The trade gap, released by the customs bureau yesterday, widened 87 percent from a year earlier after exporters rushed to beat cuts in export tax rebates. A Bloomberg News survey of 15 economists had a median estimate of $23.8 billion.
More than half of the surplus was with the United States, where lawmakers last month introduced legislation to punish nations that use their currencies to gain an unfair advantage. The latest figures may heighten tensions already exacerbated by scares over Chinese exports from contaminated seafood to defective tires.
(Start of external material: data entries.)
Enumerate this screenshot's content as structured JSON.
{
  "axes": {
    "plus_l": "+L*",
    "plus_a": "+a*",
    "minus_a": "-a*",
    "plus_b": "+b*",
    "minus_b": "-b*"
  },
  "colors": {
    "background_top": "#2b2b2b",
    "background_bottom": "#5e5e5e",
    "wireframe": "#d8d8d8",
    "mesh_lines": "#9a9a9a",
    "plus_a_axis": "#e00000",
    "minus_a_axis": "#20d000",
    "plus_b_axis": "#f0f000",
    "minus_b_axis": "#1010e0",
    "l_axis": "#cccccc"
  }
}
"This level of trade surplus is unprecedented for China or any other major economy," said Liang Hong, an economist at Goldman Sachs Group in Hong Kong. The country needs "to tackle the root cause of China's bloating trade surplus: the significantly undervalued currency."
The yuan rose against the US dollar before the figures were released and gained the most since the end of a fixed exchange rate in July 2005. The currency climbed 0.27 percent to 7.5810 in Shanghai. The yuan has strengthened 9.2 percent since a peg to the dollar was scrapped. That compares with a 12 percent gain by the euro and an 8.9 percent fall by the yen.
Exports surged 27 percent to a record $103.27 billion, or more than New Zealand's annual economic output. Imports rose 14 percent to $76.4 billion, the slowest growth in four months.
Overseas sales powered the world's fastest-growing major economy to an 11.1 percent expansion in the first quarter.